Setting the house rules

By default, Kubernetes networking operates with the cheerful, chaotic optimism of a free-for-all music festival. Every Pod can talk to every other Pod. In production, this is not a feature; it’s a liability. You need to establish some house rules.

Your two main tools for this are Security Groups and NetworkPolicy.

Security Groups are your Pod’s personal bodyguards. They are stateful and wrap around the Pod’s network interface, meticulously checking every incoming and outgoing connection against a list you define. They are an AWS-native tool and very precise.

NetworkPolicy, on the other hand, is the club’s internal security team. You need to hire a third-party firm like Calico or Cilium to enforce these rules in EKS, but once you do, you can create powerful rules like “Pods in the ‘database’ room can only accept connections from Pods in the ‘backend’ room on port 5432.”

The most sane approach is to start with a default deny policy. This is the bouncer’s universal motto: “If your name’s not on the list, you’re not getting in.” Block all egress by default, then explicitly allow only the connections your application truly needs.

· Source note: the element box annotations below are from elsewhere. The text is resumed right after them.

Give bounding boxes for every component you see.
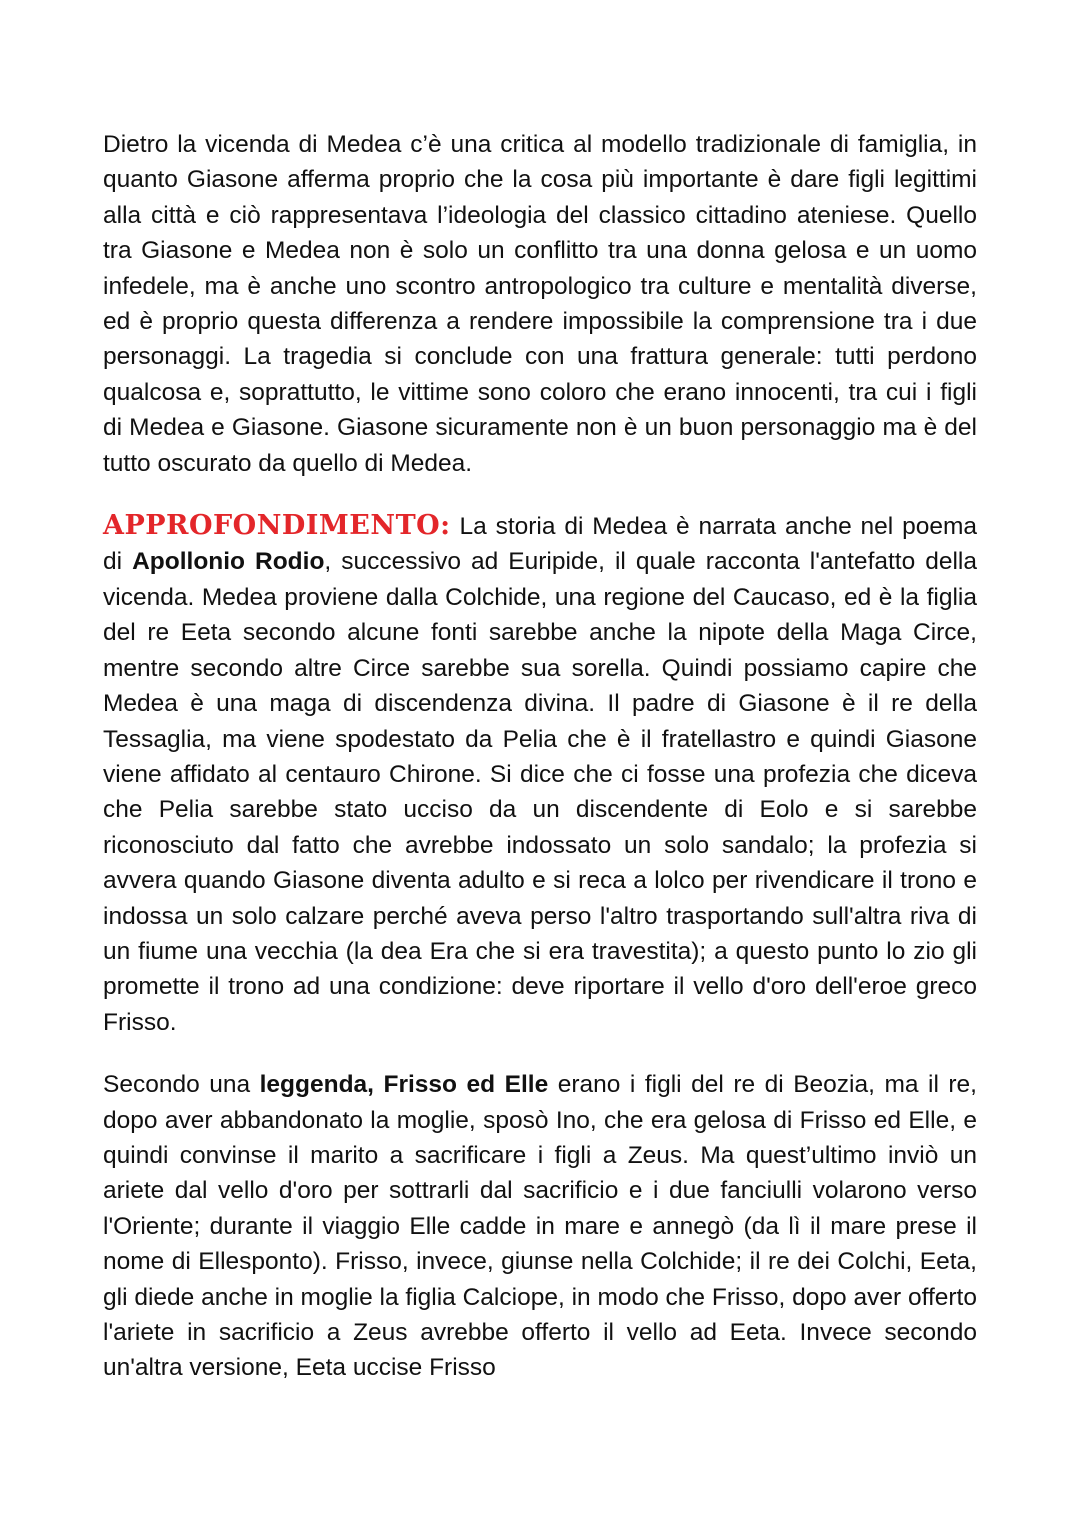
leggenda-body: erano i figli del re di Beozia, ma il re, dopo aver abbandonato la moglie, sposò Ino, che era gelosa di Frisso ed Elle, e quindi convinse il marito a sacrificare i figli a Zeus. Ma quest’ultimo inviò un ariete dal vello d'oro per sottrarli dal sacrificio e i due fanciulli volarono verso l'Oriente; durante il viaggio Elle cadde in mare e annegò (da lì il mare prese il nome di Ellesponto). Frisso, invece, giunse nella Colchide; il re dei Colchi, Eeta, gli diede anche in moglie la figlia Calciope, in modo che Frisso, dopo aver offerto l'ariete in sacrificio a Zeus avrebbe offerto il vello ad Eeta. Invece secondo un'altra versione, Eeta uccise Frisso xyxy=(103,1071,977,1382)
paragraph-approfondimento xyxy=(103,508,977,1040)
document-page xyxy=(103,127,977,1386)
approfondimento-heading: APPROFONDIMENTO: xyxy=(103,510,451,542)
leggenda-bold: leggenda, Frisso ed Elle xyxy=(259,1071,549,1099)
approfondimento-author: Apollonio Rodio xyxy=(132,548,325,576)
approfondimento-body: , successivo ad Euripide, il quale racconta l'antefatto della vicenda. Medea proviene dalla Colchide, una regione del Caucaso, ed è la figlia del re Eeta secondo alcune fonti sarebbe anche la nipote della Maga Circe, mentre secondo altre Circe sarebbe sua sorella. Quindi possiamo capire che Medea è una maga di discendenza divina. Il padre di Giasone è il re della Tessaglia, ma viene spodestato da Pelia che è il fratellastro e quindi Giasone viene affidato al centauro Chirone. Si dice che ci fosse una profezia che diceva che Pelia sarebbe stato ucciso da un discendente di Eolo e si sarebbe riconosciuto dal fatto che avrebbe indossato un solo sandalo; la profezia si avvera quando Giasone diventa adulto e si reca a lolco per rivendicare il trono e indossa un solo calzare perché aveva perso l'altro trasportando sull'altra riva di un fiume una vecchia (la dea Era che si era travestita); a questo punto lo zio gli promette il trono ad una condizione: deve riportare il vello d'oro dell'eroe greco Frisso. xyxy=(103,548,977,1036)
approfondimento-intro: La storia di Medea è narrata anche nel poema di xyxy=(103,513,977,576)
paragraph-leggenda xyxy=(103,1067,977,1386)
leggenda-intro: Secondo una xyxy=(103,1071,260,1099)
paragraph-medea-critique: Dietro la vicenda di Medea c’è una critica al modello tradizionale di famiglia, in quanto Giasone afferma proprio che la cosa più importante è dare figli legittimi alla città e ciò rappresentava l’ideologia del classico cittadino ateniese. Quello tra Giasone e Medea non è solo un conflitto tra una donna gelosa e un uomo infedele, ma è anche uno scontro antropologico tra culture e mentalità diverse, ed è proprio questa differenza a rendere impossibile la comprensione tra i due personaggi. La tragedia si conclude con una frattura generale: tutti perdono qualcosa e, soprattutto, le vittime sono coloro che erano innocenti, tra cui i figli di Medea e Giasone. Giasone sicuramente non è un buon personaggio ma è del tutto oscurato da quello di Medea. xyxy=(103,131,977,477)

A few recipes from the bartender

Full configurations are best kept in a Git repository, but here are a few cocktail recipes to show the key ingredients.

Recipe 1: Public HTTPS with a custom domain. This Ingress manifest tells the AWS Load Balancer Controller to set up a public-facing ALB, listen on port 443, use a specific TLS certificate from ACM, and route traffic for app.yourdomain.com to the webapp service.

# A modern Ingress for your web application
apiVersion: networking.k8s.io/v1
kind: Ingress
metadata:
  name: webapp-ingress
  annotations:
    # Set the bouncer to be public
    alb.ingress.kubernetes.io/scheme: internet-facing
    # Talk to Pods directly for better performance
    alb.ingress.kubernetes.io/target-type: ip
    # Listen for secure traffic
    alb.ingress.kubernetes.io/listen-ports: '[{"HTTPS":443}]'
    # Here's the TLS certificate to wear
    alb.ingress.kubernetes.io/certificate-arn: arn:aws:acm:us-east-1:123456789012:certificate/your-cert-id
spec:
  ingressClassName: alb
  rules:
    - host: app.yourdomain.com
      http:
        paths:
          - path: /
            pathType: Prefix
            backend:
              service:
                name: webapp-service
                port:
                  number: 8080

Recipe 2: A diplomatic passport for S3 access. This gives our Pod a ServiceAccount annotated with an IAM role ARN. Any Pod that uses this service account can now talk to AWS APIs (like S3) with the permissions granted by that role, thanks to IRSA.

# The ServiceAccount with its IAM credentials
apiVersion: v1
kind: ServiceAccount
metadata:
  name: s3-reader-sa
  annotations:
    # This is the diplomatic passport: the ARN of the IAM role
    eks.amazonaws.com/role-arn: arn:aws:iam::123456789012:role/EKS-S3-Reader-Role
---
# The Deployment that uses the passport
apiVersion: apps/v1
kind: Deployment
metadata:
  name: report-generator
spec:
  replicas: 1
  selector:
    matchLabels: { app: reporter }
  template:
    metadata:
      labels: { app: reporter }
    spec:
      # Use the service account we defined above
      serviceAccountName: s3-reader-sa
      containers:
        - name: processor
          image: your-repo/report-generator:v1.5.2
          ports:
            - containerPort: 8080

A short closing worth remembering

When you boil it all down, Ingress is just the etiquette you enforce at the front door. Egress is the paperwork required for a clean exit. In EKS, the etiquette is defined by Kubernetes resources, while the paperwork is pure AWS networking. Neither one cares about your intentions unless you write them down clearly.

So, draw the path for traffic both ways, pick the right doors for the job, give your Pods a proper identity, and set the tolls where they make sense. If you do, the cluster will behave, the bill will behave, and your on-call shifts might just start tasting a lot more like sleep.